Dividend stocks aren’t in high demand now that investments like CDs offer higher yields than most dividend investors. After all, you can still earn risk-free yields of 4% or more with bank-issued CDs. This is more than double the current yield on the S&P 500 index.
Ironically, this situation may allow investors to reap superior long-term returns if they focus on buying these two dividend stocks while Wall Street looks for other gains. yeah.
You’ve probably heard of these companies and may even have them in your portfolio. Still, there are some good reasons to consider increasing your positions in Costco Wholesale (COST 0.48%) and Apple (AAPL 1.23%).
costco cash flow
Wall Street is blind to several factors that could boost Costco stock in 2025. The recent surge in customer numbers proves that the retailer remains popular with its members even in this inflationary environment. Same-store sales rose 9% through early October.
Demand for discretionary items is increasing at Costco, which bodes well for gross margins. And don’t discount the recent dues increases that are currently impacting your subscriber base.
But the biggest reason to like Costco stock may be the least familiar to investors. The chain’s annual cash flow has increased to $12 billion, meaning it can easily fund growth initiatives while leaving shareholders with plenty of excess cash.
Dividend investors may not be thrilled about Costco’s sporadic, one-time dividend payments. But if you can live with unpredictable income payments, this stock offers a good balance of growth and dividends.
Apple’s product innovation
Apple is scheduled to release its fourth-quarter results in late October, but investors don’t have to wait until then to own a little more of this financial juggernaut. Three months ago, Apple announced that its net sales declined slightly through the first nine months of this year, primarily due to weak demand in its core iPhone business.
Many Wall Street analysts expect a dramatic shift in the fourth quarter, with sales rising 13% to $94 billion due to the iPhone 16 lineup.
The company’s margins have already improved during this period of contraction, and shareholders could see a sharp increase in profits if sales trends pick up again heading into 2025. Rapid growth in the services business is also a factor pushing profitability towards new highs.
Apple’s dividend yield is relatively low at 0.4%. After all, most of the company’s profits go toward high-return investments, including spending on research and development that keep the company at the top of the consumer technology industry. Another blow to this dividend stock is the fact that the stock is trading near all-time highs, increasing the risk of paying too much for the stock.

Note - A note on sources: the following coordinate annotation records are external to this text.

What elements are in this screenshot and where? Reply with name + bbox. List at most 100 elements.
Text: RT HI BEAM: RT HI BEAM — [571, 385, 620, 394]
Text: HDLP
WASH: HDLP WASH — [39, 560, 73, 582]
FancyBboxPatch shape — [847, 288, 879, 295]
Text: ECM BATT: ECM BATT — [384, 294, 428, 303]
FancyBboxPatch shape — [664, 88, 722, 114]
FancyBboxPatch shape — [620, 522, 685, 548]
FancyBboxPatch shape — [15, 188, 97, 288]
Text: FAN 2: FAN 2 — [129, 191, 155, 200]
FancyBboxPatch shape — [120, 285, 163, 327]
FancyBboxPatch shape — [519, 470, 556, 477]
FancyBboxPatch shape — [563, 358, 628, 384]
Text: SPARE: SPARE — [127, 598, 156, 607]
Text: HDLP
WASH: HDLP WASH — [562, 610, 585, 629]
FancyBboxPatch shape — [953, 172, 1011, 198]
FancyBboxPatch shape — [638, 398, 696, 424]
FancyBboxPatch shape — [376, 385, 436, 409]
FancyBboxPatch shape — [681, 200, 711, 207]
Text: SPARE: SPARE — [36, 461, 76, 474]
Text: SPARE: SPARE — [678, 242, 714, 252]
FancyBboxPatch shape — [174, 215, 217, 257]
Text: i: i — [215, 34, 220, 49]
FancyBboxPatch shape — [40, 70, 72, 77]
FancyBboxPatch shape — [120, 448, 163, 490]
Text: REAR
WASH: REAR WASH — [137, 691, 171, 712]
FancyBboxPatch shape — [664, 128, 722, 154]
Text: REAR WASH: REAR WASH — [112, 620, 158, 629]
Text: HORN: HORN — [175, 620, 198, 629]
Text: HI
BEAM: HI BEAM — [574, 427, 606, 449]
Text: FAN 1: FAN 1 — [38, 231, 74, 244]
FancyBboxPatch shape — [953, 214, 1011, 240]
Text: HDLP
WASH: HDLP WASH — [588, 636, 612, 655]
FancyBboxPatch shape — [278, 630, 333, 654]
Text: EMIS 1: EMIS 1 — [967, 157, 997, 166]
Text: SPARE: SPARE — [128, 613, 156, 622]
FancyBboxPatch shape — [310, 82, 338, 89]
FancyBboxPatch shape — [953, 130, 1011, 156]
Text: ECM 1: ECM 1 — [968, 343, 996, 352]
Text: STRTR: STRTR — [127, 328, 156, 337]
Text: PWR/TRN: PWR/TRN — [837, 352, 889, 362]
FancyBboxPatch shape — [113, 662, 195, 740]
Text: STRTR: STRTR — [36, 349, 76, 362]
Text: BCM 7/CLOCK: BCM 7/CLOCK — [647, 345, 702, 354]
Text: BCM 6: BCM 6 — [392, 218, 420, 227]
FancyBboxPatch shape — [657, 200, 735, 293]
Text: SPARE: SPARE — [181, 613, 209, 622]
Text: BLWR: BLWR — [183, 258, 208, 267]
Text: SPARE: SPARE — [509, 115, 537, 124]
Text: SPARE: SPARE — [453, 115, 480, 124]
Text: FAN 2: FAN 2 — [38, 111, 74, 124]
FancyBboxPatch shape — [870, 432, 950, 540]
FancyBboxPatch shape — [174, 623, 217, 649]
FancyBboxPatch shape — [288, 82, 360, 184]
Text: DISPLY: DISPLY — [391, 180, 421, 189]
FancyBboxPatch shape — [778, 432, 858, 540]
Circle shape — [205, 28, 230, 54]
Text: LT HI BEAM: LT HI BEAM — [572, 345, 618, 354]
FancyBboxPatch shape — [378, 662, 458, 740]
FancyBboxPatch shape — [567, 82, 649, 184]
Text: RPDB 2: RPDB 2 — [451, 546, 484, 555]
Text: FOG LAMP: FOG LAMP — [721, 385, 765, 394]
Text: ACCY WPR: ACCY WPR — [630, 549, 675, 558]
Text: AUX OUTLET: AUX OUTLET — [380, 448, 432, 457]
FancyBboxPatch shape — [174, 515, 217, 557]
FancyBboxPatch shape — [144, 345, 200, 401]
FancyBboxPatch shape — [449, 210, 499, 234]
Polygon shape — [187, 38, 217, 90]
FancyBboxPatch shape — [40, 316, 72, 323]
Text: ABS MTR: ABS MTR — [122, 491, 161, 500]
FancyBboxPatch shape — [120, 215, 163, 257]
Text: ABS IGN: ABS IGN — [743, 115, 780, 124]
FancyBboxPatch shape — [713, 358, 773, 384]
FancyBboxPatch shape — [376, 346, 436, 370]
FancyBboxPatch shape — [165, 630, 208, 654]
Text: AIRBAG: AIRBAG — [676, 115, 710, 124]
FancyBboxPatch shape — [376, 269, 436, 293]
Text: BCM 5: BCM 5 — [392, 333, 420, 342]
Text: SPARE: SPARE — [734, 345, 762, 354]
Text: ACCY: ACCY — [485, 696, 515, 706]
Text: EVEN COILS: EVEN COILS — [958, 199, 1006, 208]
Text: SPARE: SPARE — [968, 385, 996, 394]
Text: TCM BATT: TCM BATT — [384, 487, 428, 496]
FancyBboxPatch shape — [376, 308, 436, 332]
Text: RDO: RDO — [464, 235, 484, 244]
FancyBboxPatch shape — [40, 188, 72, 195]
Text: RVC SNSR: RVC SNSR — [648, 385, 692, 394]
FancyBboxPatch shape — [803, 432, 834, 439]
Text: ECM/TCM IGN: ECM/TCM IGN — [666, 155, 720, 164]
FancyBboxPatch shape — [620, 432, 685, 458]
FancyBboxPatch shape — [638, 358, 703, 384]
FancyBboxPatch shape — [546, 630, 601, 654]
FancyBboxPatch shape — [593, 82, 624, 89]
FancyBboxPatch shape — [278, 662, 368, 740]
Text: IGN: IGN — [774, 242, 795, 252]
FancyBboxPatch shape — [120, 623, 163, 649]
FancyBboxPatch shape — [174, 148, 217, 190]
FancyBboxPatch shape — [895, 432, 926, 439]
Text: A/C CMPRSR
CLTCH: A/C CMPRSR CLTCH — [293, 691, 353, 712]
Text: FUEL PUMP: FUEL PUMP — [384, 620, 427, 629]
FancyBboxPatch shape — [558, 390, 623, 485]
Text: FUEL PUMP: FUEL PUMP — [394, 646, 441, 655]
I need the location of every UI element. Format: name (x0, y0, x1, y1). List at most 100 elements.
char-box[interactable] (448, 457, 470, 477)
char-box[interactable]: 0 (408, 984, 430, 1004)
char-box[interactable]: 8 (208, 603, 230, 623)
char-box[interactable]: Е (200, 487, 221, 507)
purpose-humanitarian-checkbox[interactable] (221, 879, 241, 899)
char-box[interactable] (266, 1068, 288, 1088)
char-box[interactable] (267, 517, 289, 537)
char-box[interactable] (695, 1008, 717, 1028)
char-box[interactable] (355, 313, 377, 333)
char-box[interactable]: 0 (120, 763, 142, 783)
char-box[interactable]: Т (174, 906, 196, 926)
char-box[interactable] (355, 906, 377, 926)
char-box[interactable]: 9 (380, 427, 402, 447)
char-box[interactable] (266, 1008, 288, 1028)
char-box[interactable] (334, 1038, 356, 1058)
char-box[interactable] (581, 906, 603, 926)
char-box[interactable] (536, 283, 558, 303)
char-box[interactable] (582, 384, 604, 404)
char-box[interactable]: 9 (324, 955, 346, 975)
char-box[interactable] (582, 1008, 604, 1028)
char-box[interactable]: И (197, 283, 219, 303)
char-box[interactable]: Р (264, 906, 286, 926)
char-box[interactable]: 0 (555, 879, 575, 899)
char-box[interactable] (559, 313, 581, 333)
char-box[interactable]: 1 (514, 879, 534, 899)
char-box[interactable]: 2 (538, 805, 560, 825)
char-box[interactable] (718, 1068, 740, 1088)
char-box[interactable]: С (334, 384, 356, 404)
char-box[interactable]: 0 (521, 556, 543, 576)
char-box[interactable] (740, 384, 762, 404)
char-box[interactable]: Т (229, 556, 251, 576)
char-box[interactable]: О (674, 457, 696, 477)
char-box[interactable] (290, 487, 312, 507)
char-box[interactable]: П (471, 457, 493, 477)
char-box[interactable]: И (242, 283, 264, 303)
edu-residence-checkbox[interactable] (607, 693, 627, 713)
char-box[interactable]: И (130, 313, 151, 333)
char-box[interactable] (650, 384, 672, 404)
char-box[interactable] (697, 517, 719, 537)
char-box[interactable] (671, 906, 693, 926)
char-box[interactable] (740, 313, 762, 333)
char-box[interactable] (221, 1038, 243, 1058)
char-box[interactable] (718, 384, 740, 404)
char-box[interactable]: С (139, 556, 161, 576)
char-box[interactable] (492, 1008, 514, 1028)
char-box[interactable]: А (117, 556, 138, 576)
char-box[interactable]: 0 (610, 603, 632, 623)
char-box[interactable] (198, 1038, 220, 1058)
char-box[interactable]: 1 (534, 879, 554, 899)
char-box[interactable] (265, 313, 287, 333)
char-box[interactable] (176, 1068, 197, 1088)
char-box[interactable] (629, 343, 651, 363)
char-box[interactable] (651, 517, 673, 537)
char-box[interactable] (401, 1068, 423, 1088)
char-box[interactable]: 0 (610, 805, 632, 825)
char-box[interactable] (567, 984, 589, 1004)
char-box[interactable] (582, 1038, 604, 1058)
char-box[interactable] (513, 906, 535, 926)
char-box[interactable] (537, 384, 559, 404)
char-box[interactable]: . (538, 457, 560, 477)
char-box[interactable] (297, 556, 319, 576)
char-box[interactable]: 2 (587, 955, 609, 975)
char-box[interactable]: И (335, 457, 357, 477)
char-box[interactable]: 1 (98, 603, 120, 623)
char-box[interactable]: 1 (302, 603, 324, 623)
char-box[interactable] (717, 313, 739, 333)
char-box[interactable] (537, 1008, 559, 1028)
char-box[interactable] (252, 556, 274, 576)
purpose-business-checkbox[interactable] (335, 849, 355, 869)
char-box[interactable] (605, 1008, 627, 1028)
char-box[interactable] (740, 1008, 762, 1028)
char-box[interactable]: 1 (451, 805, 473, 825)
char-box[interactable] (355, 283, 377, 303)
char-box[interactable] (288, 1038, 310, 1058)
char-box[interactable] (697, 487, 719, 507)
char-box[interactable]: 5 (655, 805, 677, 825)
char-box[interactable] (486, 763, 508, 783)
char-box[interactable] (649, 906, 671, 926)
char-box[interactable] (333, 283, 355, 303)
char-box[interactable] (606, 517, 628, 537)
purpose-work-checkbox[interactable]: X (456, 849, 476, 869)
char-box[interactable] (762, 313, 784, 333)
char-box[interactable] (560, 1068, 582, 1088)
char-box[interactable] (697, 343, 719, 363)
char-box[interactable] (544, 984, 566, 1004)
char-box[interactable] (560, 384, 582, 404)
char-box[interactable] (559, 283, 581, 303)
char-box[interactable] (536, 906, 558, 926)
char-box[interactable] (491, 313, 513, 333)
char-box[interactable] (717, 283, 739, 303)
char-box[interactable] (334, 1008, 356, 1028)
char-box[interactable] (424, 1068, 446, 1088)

Still, Apple checks just about every box an investor would want in a long-term holding. Customer loyalty rates are impressive, profit margins are sky-high, and cash flow is growing toward a record $120 billion a year. If you’re the type of income investor who is willing to be patient while a combination of dividend increases and share buybacks yields higher yields over the next few years, paying a little more for that type of business may be worth it. Makes sense.
It’s worth remembering that even if you don’t own many shares, you likely have a lot of exposure to Apple stock. The company accounts for a large portion of the overall market revenue, and a large portion of many index funds and mutual funds. As long as you’re aware of this exposure, you can consider investing a little more in Apple now to grow your portfolio’s returns.